私のキャラクターはどちらかと言うと岩田千吉課長に近いでしょうか。映画の中で評されていた彼は、「真面目でいい人」というキャラクターでした。まあ自分で自分を「いい人」と言いたいわけではないですので、悪しからず。
この岩田課長が、映画の終盤思い切った行動に出ます。会社をやめて、みさきという女性を追いかけ、四国の、しかも小さな島に移住するのです(※ネタバレにもほどがある)。映画の序盤では外国帰りのエリートという位置づけだった彼のこの行動は、会社の重役や営業三課の部下など、周りには理解できないことでした。しかし鈴木社長は、遍路の旅で泊まった旅館の娘であったみさきと、社員である岩田課長が結ばれたことを、温かい気持ちで祝福したのでした。
私も昨年は一度仕事をやめ、お遍路の旅に出ました。この岩田課長の気持ちも少し分かるように思います。仕事の先に幸せがあるのか、他のところに幸せがあるのか。映画の冒頭でお遍路に出る際、スーさん(鈴木社長)が「今一度自分自身を、はっきりと見直してみる必要があるんじゃないかと思いましてね」とおっしゃってましたが、私もそのように感じていたのでした。

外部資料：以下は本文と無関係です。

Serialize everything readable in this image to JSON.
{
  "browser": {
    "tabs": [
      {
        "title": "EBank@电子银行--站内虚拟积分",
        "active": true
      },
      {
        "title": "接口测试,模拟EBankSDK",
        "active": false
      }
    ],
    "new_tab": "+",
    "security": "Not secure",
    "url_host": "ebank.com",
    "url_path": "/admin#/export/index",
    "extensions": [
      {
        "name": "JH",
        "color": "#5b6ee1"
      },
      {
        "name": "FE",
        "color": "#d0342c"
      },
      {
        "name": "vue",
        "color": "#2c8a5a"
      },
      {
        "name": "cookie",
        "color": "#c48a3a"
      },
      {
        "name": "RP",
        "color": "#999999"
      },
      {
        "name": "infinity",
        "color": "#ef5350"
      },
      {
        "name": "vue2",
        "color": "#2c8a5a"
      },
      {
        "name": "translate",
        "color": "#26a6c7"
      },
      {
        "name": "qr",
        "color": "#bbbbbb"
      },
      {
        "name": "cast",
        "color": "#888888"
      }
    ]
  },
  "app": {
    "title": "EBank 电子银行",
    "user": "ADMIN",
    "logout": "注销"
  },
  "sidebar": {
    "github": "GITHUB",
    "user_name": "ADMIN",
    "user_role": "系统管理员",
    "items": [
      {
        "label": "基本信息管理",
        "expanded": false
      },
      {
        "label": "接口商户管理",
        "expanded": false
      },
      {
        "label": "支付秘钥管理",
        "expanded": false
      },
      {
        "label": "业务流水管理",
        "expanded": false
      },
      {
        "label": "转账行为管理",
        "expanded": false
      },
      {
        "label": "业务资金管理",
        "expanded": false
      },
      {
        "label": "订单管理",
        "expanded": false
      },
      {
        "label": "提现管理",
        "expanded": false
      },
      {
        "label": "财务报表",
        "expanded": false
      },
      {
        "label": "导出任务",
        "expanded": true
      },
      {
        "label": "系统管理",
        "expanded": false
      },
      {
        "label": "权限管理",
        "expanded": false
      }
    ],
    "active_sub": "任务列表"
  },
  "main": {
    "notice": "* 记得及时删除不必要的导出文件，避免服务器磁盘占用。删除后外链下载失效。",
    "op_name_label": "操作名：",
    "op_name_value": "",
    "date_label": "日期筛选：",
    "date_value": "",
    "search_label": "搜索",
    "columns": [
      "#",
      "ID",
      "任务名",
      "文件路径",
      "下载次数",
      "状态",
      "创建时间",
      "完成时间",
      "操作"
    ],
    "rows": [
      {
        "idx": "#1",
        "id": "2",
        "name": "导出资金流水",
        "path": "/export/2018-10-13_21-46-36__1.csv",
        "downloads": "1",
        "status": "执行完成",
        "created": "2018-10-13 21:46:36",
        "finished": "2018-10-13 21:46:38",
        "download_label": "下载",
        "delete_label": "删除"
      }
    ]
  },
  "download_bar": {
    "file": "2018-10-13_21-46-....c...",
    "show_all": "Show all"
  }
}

このエリート社員の岩田課長を演じているのが、三宅裕司さんです。全然エリートに見えない、いや、失礼。私がイメージするエリートというのは、背が高くて眼鏡をかけていて、ハンサムな感じなのです。
偶然の出会いから、生涯の伴侶となることになったのが、中浜みさき役の高島礼子さんです。2003年当時、39歳。うーん、おキレイですね。実生活では、すでに1999年に高知東生さんとご結婚済みでした。映画上ではバツイチ設定でしたが、2016年に私生活でもバツイチとなられたのは、周知のとおりです。
それにしても、高知東生さんと結婚されたから高知の女を演じることになったのか分かりませんが、高知に縁がありますね。しかも役名の苗字は中浜で、あのジョン万次郎を意識した苗字になっています(※ジョン万次郎は中浜村出身で、中浜万次郎と名乗ることも)。
営業三課の面々もユニークで、この映画に彩りを添えてくれています。よゐこの濱口優さんが演じる海老名は、ガンダムおたくで、デスクの上にガンプラをいっぱい置いています。その隣の女性、さとう珠緒さんが演じる鯛子は、バルーンアート?が大好きで、これまたデスクの上にたくさんの風船を置いています。ぬいぐるみもありました。ただ、演技力にはちょっと疑問符がつきます。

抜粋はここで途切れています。